Father Michael’s astonishing innocence, which up until now had been mercilessly exploited by his secret Nazi benefactors, now ironically began to unravel the entire project. In February 1944, Sadathieraschvili made a brief visit to Berlin and returned accompanied by six young Georgians whom he installed in the Hotel Continental. These men, selected from the “Georgian Legion,” an SS auxiliary recruited by the Germans from Georgians captured while serving in the Red Army, were intended by Berlin to be the intelligence cell working out of the college. To a surprised Father Michael, Sadathieraschvili triumphantly announced that he had found the first students for the college. The inauspicious conversation about where to find the best prostitutes followed shortly thereafter.

Upon the advice of friends in the Vatican, Father Michael decided to examine the young men individually. The rector of the Georgian College quickly determined that three of the group were complete unsuited. Without consulting Sadathieraschvili, he gave each of them a small amount of money and advised them to go back to Germany.

The remaining three he moved to the Russicum, a Jesuit college for priests destined to work in Russia. A few weeks under Jesuit discipline was enough to convince two of the three that seminary life was not for them, even as an intelligence cover: they readily admitted to Father Michael that they had no interest in the priesthood and claimed they had volunteered to come to Rome only because they thought they would be well-fed and safe. They too were sent away. That left a single “seminarian.”

The operation was dealt a further blow in March when the priest discovered the two secret rooms his administrator had constructed in the college’s basement, including the secret exit to the garden, which had been concealed behind a large wardrobe.

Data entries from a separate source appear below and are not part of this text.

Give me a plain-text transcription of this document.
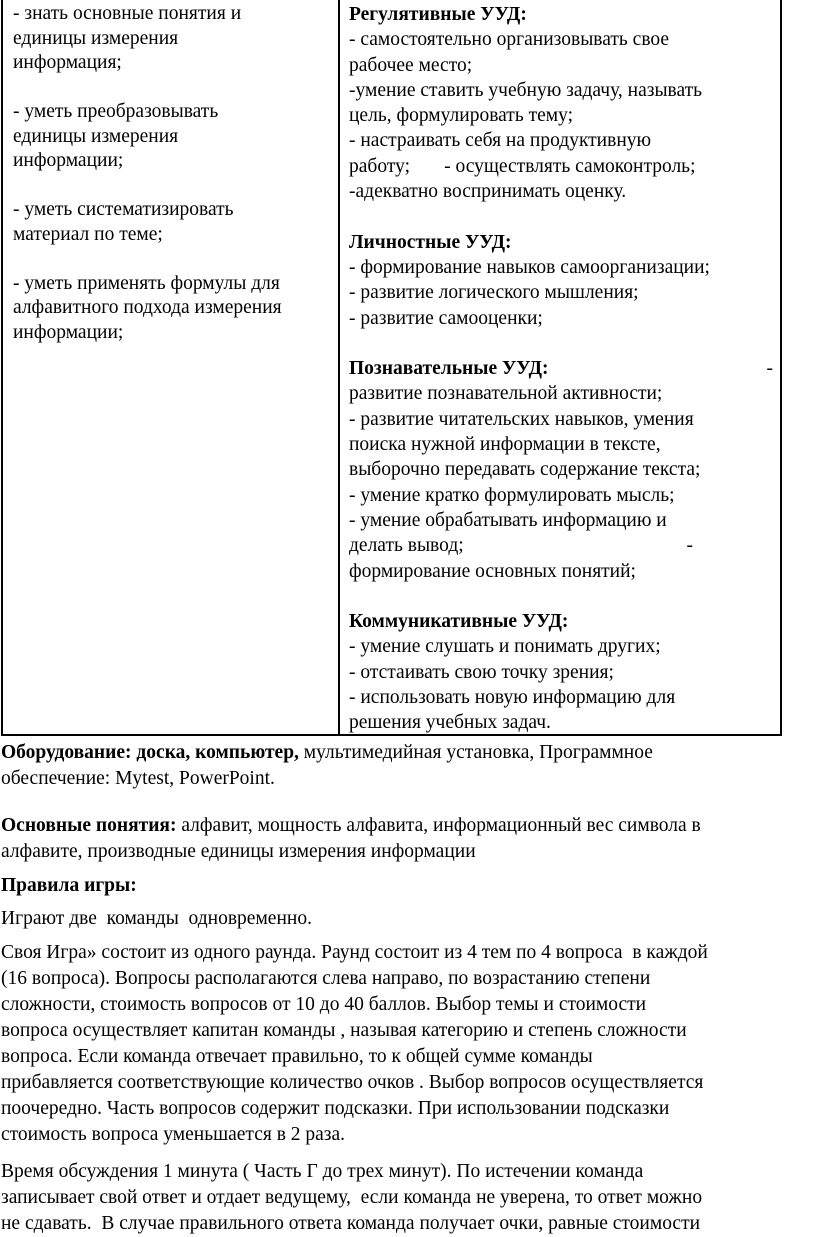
- знать основные понятия и

единицы измерения

информация;

- уметь преобразовывать

единицы измерения

информации;

- уметь систематизировать

материал по теме;

- уметь применять формулы для

алфавитного подхода измерения

информации;

Регулятивные УУД:

- самостоятельно организовывать свое

рабочее место;

-умение ставить учебную задачу, называть

цель, формулировать тему;

- настраивать себя на продуктивную

работу;       - осуществлять самоконтроль;

-адекватно воспринимать оценку.

Личностные УУД:

- формирование навыков самоорганизации;

- развитие логического мышления;

- развитие самооценки;

Познавательные УУД:	-

развитие познавательной активности;

- развитие читательских навыков, умения

поиска нужной информации в тексте,

выборочно передавать содержание текста;

- умение кратко формулировать мысль;

- умение обрабатывать информацию и

делать вывод;	-

формирование основных понятий;

Коммуникативные УУД:

- умение слушать и понимать других;

- отстаивать свою точку зрения;

- использовать новую информацию для

решения учебных задач.

Оборудование: доска, компьютер, мультимедийная установка, Программное

обеспечение: Mytest, PowerPoint.

Основные понятия: алфавит, мощность алфавита, информационный вес символа в

алфавите, производные единицы измерения информации

Правила игры:

Играют две  команды  одновременно.

Своя Игра» состоит из одного раунда. Раунд состоит из 4 тем по 4 вопроса  в каждой

(16 вопроса). Вопросы располагаются слева направо, по возрастанию степени

сложности, стоимость вопросов от 10 до 40 баллов. Выбор темы и стоимости

вопроса осуществляет капитан команды , называя категорию и степень сложности

вопроса. Если команда отвечает правильно, то к общей сумме команды

прибавляется соответствующие количество очков . Выбор вопросов осуществляется

поочередно. Часть вопросов содержит подсказки. При использовании подсказки

стоимость вопроса уменьшается в 2 раза.

Время обсуждения 1 минута ( Часть Г до трех минут). По истечении команда

записывает свой ответ и отдает ведущему,  если команда не уверена, то ответ можно

не сдавать.  В случае правильного ответа команда получает очки, равные стоимости
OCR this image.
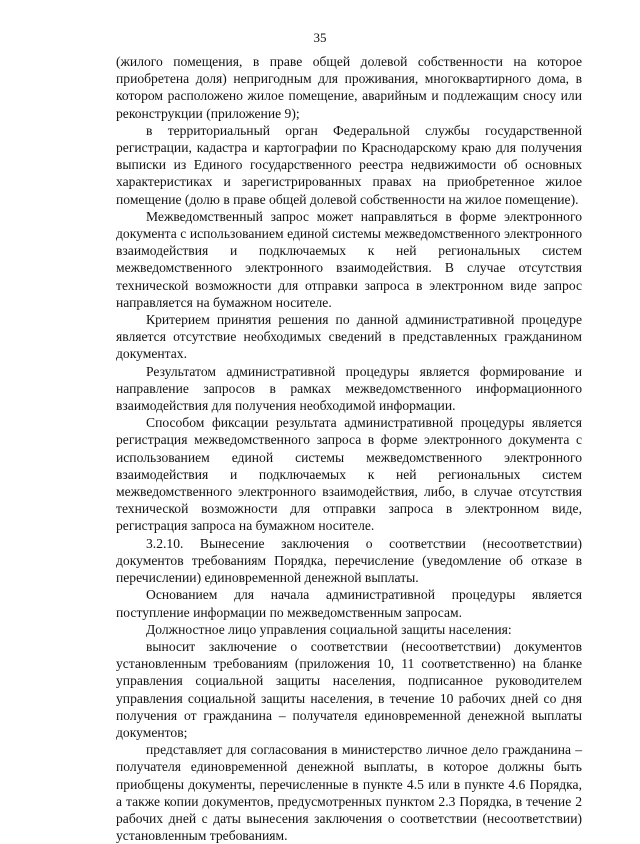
35

(жилого помещения, в праве общей долевой собственности на которое приобретена доля) непригодным для проживания, многоквартирного дома, в котором расположено жилое помещение, аварийным и подлежащим сносу или реконструкции (приложение 9);

в территориальный орган Федеральной службы государственной регистрации, кадастра и картографии по Краснодарскому краю для получения выписки из Единого государственного реестра недвижимости об основных характеристиках и зарегистрированных правах на приобретенное жилое помещение (долю в праве общей долевой собственности на жилое помещение).

Межведомственный запрос может направляться в форме электронного документа с использованием единой системы межведомственного электронного взаимодействия и подключаемых к ней региональных систем межведомственного электронного взаимодействия. В случае отсутствия технической возможности для отправки запроса в электронном виде запрос направляется на бумажном носителе.

Критерием принятия решения по данной административной процедуре является отсутствие необходимых сведений в представленных гражданином документах.

Результатом административной процедуры является формирование и направление запросов в рамках межведомственного информационного взаимодействия для получения необходимой информации.

Способом фиксации результата административной процедуры является регистрация межведомственного запроса в форме электронного документа с использованием единой системы межведомственного электронного взаимодействия и подключаемых к ней региональных систем межведомственного электронного взаимодействия, либо, в случае отсутствия технической возможности для отправки запроса в электронном виде, регистрация запроса на бумажном носителе.

3.2.10. Вынесение заключения о соответствии (несоответствии) документов требованиям Порядка, перечисление (уведомление об отказе в перечислении) единовременной денежной выплаты.

Основанием для начала административной процедуры является поступление информации по межведомственным запросам.

Должностное лицо управления социальной защиты населения:

выносит заключение о соответствии (несоответствии) документов установленным требованиям (приложения 10, 11 соответственно) на бланке управления социальной защиты населения, подписанное руководителем управления социальной защиты населения, в течение 10 рабочих дней со дня получения от гражданина – получателя единовременной денежной выплаты документов;

представляет для согласования в министерство личное дело гражданина – получателя единовременной денежной выплаты, в которое должны быть приобщены документы, перечисленные в пункте 4.5 или в пункте 4.6 Порядка, а также копии документов, предусмотренных пунктом 2.3 Порядка, в течение 2 рабочих дней с даты вынесения заключения о соответствии (несоответствии) установленным требованиям.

At about the same time, Father Michael stumbled upon the plan to bring the radio transmitter into the college. There was an ugly confrontation. The priest categorically refused to allow a radio on the premises, angrily dismissing Sadathieraschvili’s glib assurances that it would be used only to “transmit Georgian cultural programs.”

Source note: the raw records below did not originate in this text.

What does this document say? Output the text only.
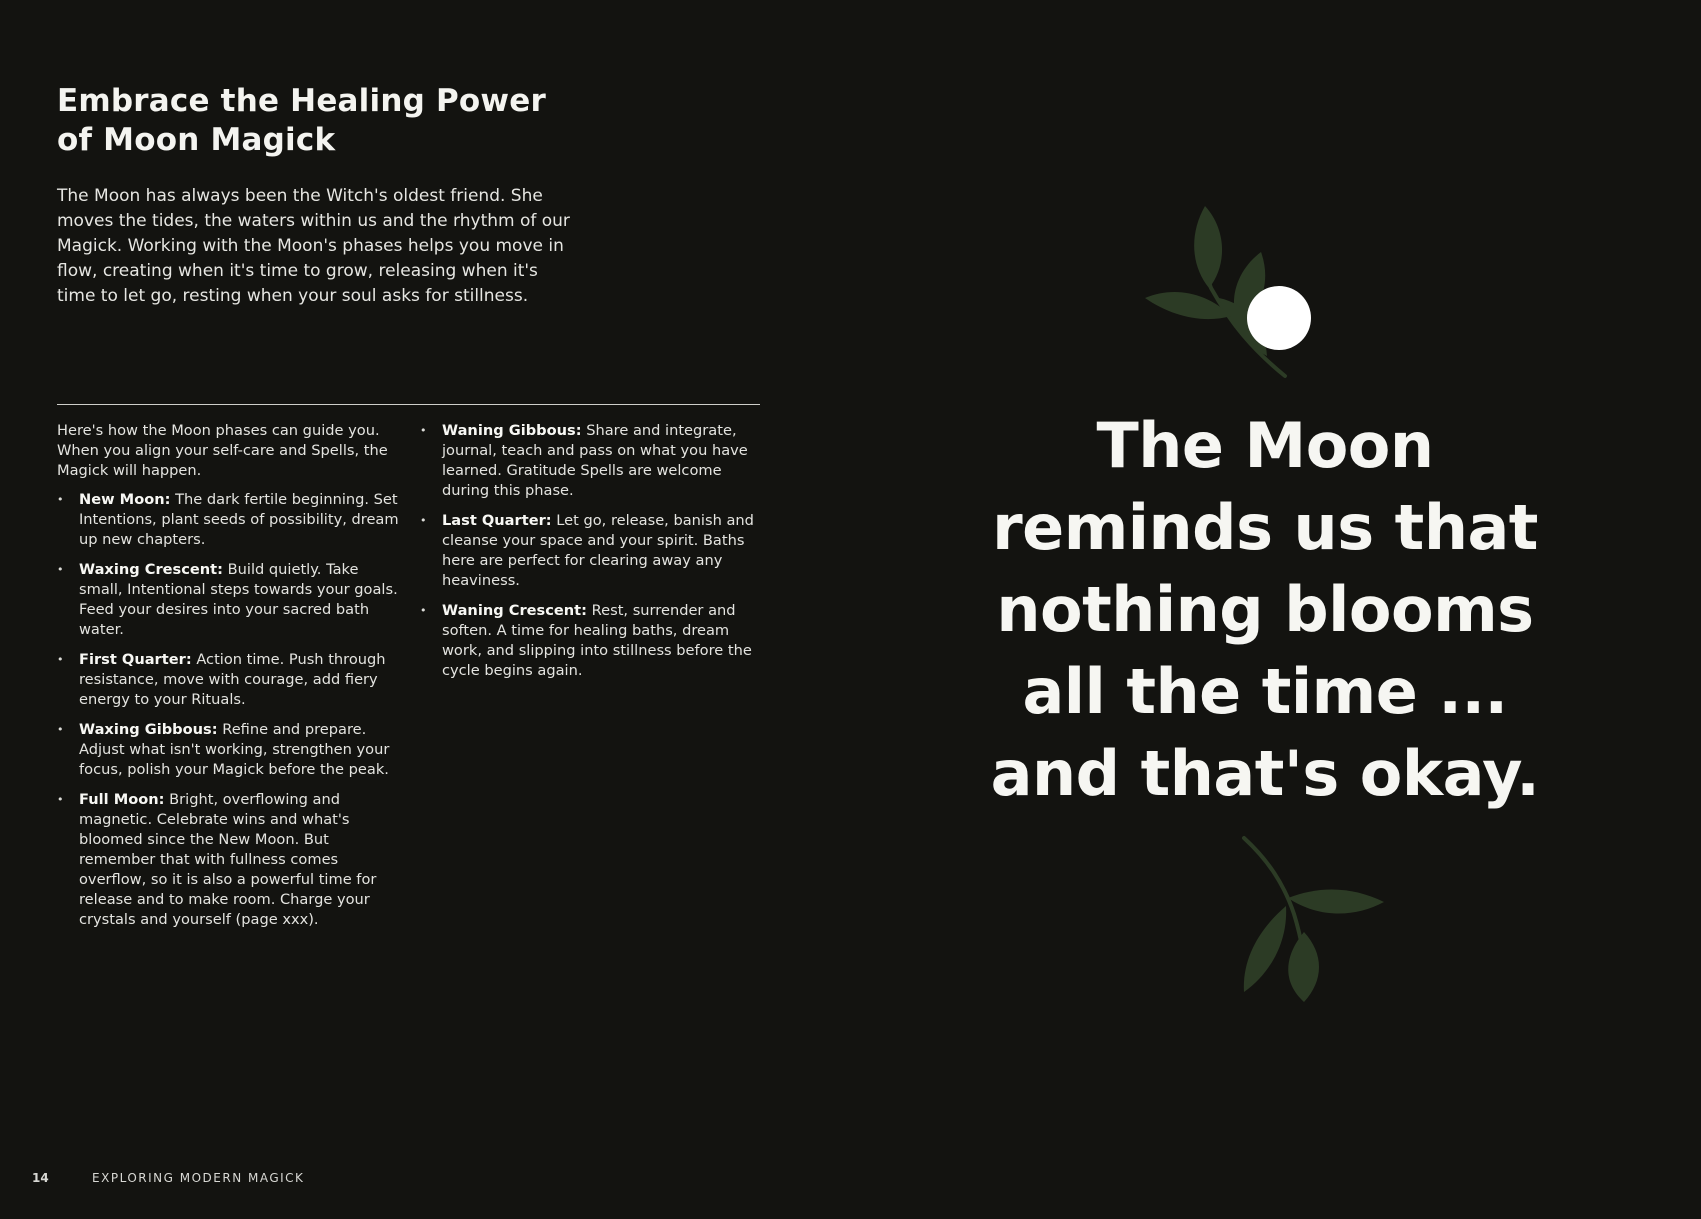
Embrace the Healing Power
of Moon Magick

The Moon has always been the Witch's oldest friend. She moves the tides, the waters within us and the rhythm of our Magick. Working with the Moon's phases helps you move in flow, creating when it's time to grow, releasing when it's time to let go, resting when your soul asks for stillness.

Here's how the Moon phases can guide you. When you align your self-care and Spells, the Magick will happen.

• New Moon: The dark fertile beginning. Set Intentions, plant seeds of possibility, dream up new chapters.
• Waxing Crescent: Build quietly. Take small, Intentional steps towards your goals. Feed your desires into your sacred bath water.
• First Quarter: Action time. Push through resistance, move with courage, add fiery energy to your Rituals.
• Waxing Gibbous: Refine and prepare. Adjust what isn't working, strengthen your focus, polish your Magick before the peak.
• Full Moon: Bright, overflowing and magnetic. Celebrate wins and what's bloomed since the New Moon. But remember that with fullness comes overflow, so it is also a powerful time for release and to make room. Charge your crystals and yourself (page xxx).
• Waning Gibbous: Share and integrate, journal, teach and pass on what you have learned. Gratitude Spells are welcome during this phase.
• Last Quarter: Let go, release, banish and cleanse your space and your spirit. Baths here are perfect for clearing away any heaviness.
• Waning Crescent: Rest, surrender and soften. A time for healing baths, dream work, and slipping into stillness before the cycle begins again.
14	EXPLORING MODERN MAGICK
The Moon
reminds us that
nothing blooms
all the time ...
and that's okay.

By the end of March, Operation Georgian College was a shambles. Building renovations, already delayed because the builder had not been paid (the lay administrator had been skimming the accounts), came to a halt. Father Michael withdrew to a room in a hospice for penniless priests. Sadathieraschvili nonchalantly informed Major Kappler that the college had run out of money, then brazenly asked for a job as a translator in the Gestapo offices.

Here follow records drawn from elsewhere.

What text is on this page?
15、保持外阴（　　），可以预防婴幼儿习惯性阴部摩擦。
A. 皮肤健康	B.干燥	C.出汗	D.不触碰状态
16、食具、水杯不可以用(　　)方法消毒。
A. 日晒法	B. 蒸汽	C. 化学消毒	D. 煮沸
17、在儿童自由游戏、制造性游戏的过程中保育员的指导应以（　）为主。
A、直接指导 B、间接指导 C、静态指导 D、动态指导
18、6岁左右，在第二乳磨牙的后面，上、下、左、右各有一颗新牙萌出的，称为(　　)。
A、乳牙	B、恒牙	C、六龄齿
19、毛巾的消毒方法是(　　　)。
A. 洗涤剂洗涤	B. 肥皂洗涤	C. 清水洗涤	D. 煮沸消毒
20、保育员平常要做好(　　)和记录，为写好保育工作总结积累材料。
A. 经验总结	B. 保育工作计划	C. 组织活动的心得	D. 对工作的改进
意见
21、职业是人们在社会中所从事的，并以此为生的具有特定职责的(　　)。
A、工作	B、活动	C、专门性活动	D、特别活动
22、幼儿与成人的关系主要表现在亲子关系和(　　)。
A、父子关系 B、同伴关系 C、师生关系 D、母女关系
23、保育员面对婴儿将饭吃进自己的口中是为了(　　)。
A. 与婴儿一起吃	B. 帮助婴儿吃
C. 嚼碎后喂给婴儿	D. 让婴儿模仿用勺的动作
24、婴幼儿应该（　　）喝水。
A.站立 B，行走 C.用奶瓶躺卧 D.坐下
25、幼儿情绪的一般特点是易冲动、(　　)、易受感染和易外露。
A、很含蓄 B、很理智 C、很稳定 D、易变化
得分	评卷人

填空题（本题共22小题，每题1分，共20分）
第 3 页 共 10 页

Two months later, on June 4, 1944, American forces entered the Italian capital. Tipped off by British code breakers who had been intercepting and reading encrypted messages passing between RSHA offices in Berlin and Rome, American counterintelligence officers made straight for the Georgian College. Ignoring the sign over the front door which read “Property of the Holy See,” they marched right in and found a caretaker, the secret rooms, and a radio antenna strung across the roof.

The one remaining “seminarian” presented himself to Allied authorities as a Russian soldier who had been captured by the Germans and was duly transferred to a camp for displaced persons. Although Sadathieraschvili was on a priority arrest list, the wily Georgian evaded capture and was never heard from again. Father Michael was arrested but eventually released when counterintelligence officers concluded he was a hapless dupe. He returned to the monastic life and died in the late 1950s.

Today, the one-time Georgian College houses offices of the Rome municipal government. Its neighbors along the nondescript and drab street know nothing about its past. It stands as a footnote to the intelligence history of the war, and a monument to the ambitions and follies of monks and spymasters.